Ele saiu e foi para um espaço aberto, coberto pelo sol e cercado de árvores, mas ainda sentia que as pessoas o seguiam e estavam no evento para constrangê-lo e puni-lo pelo passado. Sentia vontade de chorar, mas não conseguia. Cogitou ir embora, sentindo-se completamente descentrado. Uma mulher que passava frequentemente à sua frente parecia querer provocá-lo. Ele acreditava que ela queria que ele olhasse para ela para provar que ele era um maldito, mas ele não olhou, ficando ainda mais triste e incomodado. A mulher parecia querer tirá-lo do sério, falando algo em sua esquerda, e ele pensava que ela lia sua mente através do celular.
Concluiu que o grupo de pessoas que o perseguiam eram jovens mulheres provocadoras e maldosas, interessadas em tortura psicológica e em provar que ele merecia ser punido. Sentia que elas queriam que ele fosse morto ou torturado psicologicamente por seus comentários incômodos sobre mulheres. Ele se desculpou, mas a questão ainda ressoava dentro dele, embora fosse efêmera para um observador externo.

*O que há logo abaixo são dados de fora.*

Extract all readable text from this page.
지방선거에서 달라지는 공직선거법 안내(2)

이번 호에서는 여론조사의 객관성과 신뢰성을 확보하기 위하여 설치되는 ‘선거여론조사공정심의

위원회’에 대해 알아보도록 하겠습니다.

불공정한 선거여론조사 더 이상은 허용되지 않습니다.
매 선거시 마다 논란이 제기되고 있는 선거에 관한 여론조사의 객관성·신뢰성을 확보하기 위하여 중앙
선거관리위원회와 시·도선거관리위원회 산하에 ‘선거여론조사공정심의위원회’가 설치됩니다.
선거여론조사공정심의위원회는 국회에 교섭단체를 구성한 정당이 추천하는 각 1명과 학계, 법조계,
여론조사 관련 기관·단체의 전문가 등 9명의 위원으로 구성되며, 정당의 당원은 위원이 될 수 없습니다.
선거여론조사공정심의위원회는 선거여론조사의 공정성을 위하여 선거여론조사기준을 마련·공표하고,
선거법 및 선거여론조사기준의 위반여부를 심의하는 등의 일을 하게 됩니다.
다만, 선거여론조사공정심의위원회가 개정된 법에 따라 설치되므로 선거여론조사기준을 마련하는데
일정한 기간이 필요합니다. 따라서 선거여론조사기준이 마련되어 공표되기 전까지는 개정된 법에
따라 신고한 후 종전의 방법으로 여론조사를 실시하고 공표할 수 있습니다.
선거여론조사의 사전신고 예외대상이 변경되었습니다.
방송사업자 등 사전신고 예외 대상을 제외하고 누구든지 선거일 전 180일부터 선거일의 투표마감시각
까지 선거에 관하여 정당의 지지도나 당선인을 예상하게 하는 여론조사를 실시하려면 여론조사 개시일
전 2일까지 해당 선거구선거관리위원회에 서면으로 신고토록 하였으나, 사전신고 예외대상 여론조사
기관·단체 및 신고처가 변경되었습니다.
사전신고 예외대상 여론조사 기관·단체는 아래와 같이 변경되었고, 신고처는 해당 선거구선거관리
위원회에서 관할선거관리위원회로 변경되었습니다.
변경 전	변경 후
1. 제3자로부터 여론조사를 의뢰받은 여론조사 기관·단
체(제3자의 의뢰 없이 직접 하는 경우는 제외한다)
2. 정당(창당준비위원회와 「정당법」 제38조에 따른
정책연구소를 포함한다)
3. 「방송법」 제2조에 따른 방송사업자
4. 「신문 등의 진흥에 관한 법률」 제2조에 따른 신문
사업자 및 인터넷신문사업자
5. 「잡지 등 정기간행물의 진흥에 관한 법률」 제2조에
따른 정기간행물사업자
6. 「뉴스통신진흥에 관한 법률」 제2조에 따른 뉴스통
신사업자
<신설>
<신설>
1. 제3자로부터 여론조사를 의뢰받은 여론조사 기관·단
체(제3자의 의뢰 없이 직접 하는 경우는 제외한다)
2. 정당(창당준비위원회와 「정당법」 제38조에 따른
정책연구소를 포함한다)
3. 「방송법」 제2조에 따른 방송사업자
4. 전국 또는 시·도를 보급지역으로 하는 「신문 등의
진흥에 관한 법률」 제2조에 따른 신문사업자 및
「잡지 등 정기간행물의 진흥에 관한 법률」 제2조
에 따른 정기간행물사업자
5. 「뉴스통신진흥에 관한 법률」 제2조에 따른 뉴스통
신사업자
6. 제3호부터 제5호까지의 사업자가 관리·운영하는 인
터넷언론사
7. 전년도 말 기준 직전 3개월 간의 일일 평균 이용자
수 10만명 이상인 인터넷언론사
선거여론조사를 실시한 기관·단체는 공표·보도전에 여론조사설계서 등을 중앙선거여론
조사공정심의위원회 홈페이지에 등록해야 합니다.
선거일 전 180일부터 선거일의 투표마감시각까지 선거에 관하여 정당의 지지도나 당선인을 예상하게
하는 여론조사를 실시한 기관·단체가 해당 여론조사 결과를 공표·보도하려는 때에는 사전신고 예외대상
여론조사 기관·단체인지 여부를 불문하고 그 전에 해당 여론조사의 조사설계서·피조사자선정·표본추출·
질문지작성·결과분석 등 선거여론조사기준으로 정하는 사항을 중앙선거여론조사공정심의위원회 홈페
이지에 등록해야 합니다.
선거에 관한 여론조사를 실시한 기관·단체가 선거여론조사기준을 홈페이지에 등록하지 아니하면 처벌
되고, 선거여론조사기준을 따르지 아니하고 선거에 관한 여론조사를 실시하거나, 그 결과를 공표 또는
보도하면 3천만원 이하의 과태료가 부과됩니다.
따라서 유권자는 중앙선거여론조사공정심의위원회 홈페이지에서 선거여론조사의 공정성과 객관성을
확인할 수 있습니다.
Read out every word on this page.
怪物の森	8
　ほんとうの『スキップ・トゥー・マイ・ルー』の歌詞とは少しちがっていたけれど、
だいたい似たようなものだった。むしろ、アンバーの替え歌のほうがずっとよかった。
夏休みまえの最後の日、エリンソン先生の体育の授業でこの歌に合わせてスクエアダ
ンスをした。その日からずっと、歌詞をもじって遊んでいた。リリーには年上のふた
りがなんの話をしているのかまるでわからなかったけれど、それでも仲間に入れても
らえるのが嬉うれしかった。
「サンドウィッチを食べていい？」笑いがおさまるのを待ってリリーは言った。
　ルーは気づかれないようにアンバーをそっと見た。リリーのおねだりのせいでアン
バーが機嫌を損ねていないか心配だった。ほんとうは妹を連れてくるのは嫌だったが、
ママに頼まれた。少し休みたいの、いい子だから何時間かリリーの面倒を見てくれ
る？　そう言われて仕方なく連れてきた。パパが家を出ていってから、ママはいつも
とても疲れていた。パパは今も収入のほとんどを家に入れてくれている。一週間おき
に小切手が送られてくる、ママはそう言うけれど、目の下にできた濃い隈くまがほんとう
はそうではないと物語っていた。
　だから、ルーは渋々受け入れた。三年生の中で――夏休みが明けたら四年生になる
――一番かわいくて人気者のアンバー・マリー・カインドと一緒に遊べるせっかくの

Destacou que a primeira mulher era negra e mais culta, enquanto a segunda era branca e mais cara de pau, embora não tanto. Concluiu que, apesar de tudo, não importava mais, embora fosse horrível. Lamentou ser uma companhia introspectiva e chata para sua amiga. Disseram-lhe que isso era parte de um trauma, com medos embutidos e sentimento de culpa. O medo estava na punição, o trauma na persistência da questão, e a culpa na reação de tristeza.
Ele decidiu se afastar de lugares assim, mas foi aconselhado a se aproximar gradualmente, pois é importante enfrentar o que nos causa desconforto. Quando sentisse esses sentimentos, deveria observá-los em vez de ignorá-los. Ao prestar atenção, percebeu que a primeira mulher falava de outros relacionamentos e que mudaram para o inglês porque ele estava ouvindo. A segunda mulher não prestou muita atenção na palestra e estava conversando com a amiga.
Ao ouvir melhor, ele percebeu que não falavam dele. Optou por ouvir as conversas dos adolescentes ao invés de escutar música, e isso o ajudou a lidar melhor com a situação. Foi elogiado por encarar seus medos. Continuaram com a prática de Exposição e Prevenção de Resposta (EPR), agora introduzindo a diversidade feminina pela dissonância cognitiva e a diversidade juvenil, além de praticar exercícios para casa.